They startled me. “Behind the wall?” I said to myself. “Behind the wall? What wall?”
There were the scientific notes he had made! Then at the end a sane and eminent doctor had written shocking gibberish. “What’s behind the wall?”
“Come here,” I called to that grim machine, the nurse.
She came, looked over my shoulder at my finger pointing at the words, and her face filled with a dreadful expression of apprehension, all the more uncouth because it sat upon a countenance habitually blank. She did not answer. She pointed. I looked up. And then I knew that the wall in question was that blank expanse of pale blue, that noncommittal wall that rose beside the bed, at one moment flat, hard, and impenetrable, at another with the limitless depths and color of a summer sky.

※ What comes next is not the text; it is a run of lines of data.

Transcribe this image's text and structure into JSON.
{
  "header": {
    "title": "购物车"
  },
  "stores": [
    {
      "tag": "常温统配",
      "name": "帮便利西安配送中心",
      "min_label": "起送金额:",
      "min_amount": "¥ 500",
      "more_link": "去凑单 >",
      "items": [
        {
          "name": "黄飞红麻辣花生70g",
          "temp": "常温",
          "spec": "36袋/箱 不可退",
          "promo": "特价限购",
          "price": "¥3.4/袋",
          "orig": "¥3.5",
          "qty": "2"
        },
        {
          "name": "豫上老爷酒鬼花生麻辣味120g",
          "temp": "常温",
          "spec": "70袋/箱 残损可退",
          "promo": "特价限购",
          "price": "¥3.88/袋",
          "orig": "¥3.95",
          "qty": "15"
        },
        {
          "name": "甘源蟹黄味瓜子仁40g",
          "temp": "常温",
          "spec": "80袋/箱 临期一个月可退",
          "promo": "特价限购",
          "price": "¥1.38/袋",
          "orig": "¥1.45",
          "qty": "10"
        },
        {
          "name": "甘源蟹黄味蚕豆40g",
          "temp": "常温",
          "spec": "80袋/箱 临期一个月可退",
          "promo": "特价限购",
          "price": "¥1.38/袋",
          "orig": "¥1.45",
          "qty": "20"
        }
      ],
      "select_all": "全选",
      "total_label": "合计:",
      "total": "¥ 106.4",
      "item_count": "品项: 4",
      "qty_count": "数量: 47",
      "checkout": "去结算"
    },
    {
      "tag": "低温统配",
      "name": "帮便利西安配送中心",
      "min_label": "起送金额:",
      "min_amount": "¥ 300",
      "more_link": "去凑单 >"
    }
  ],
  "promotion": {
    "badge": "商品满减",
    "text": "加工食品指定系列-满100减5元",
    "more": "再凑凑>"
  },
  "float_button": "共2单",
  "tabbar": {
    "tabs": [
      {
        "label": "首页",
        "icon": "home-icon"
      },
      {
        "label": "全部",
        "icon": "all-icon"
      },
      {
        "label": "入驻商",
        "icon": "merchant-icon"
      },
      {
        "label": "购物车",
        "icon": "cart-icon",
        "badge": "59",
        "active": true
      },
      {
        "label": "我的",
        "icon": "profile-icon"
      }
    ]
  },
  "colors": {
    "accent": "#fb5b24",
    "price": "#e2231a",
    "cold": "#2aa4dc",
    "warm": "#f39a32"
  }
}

“Turn up that light a little,” said I uneasily. “What has this wall to do with us?”
“Nothing,” said Miss Peters. “Nothing. I refuse to recognize such a thing.”
“Then, what did Dr. MacMechem see?” I asked.
“He saw nothing,” she answered. “It is the child who knows that something is beyond that wall. It is her delirium. There is no sense in it. She believes some one is there. She has tried to explain. She puts her hands upon that surface and smiles, or sometimes her face, as she looks, will all screw up in pain. It has a strange effect upon her.”
“How?” said I. “You are impressed, too, eh? Well, how does it show? MacMechem was no fool. Speak.”
The raw-boned woman shivered a little, I thought. “That’s what causes me to wonder, Doctor,” she said. “There is an effect upon her. She can foretell the condition of her disease. She seems conscious that her life depends on the welfare of something else or the misfortune and suffering of something else—beyond—that—wall.”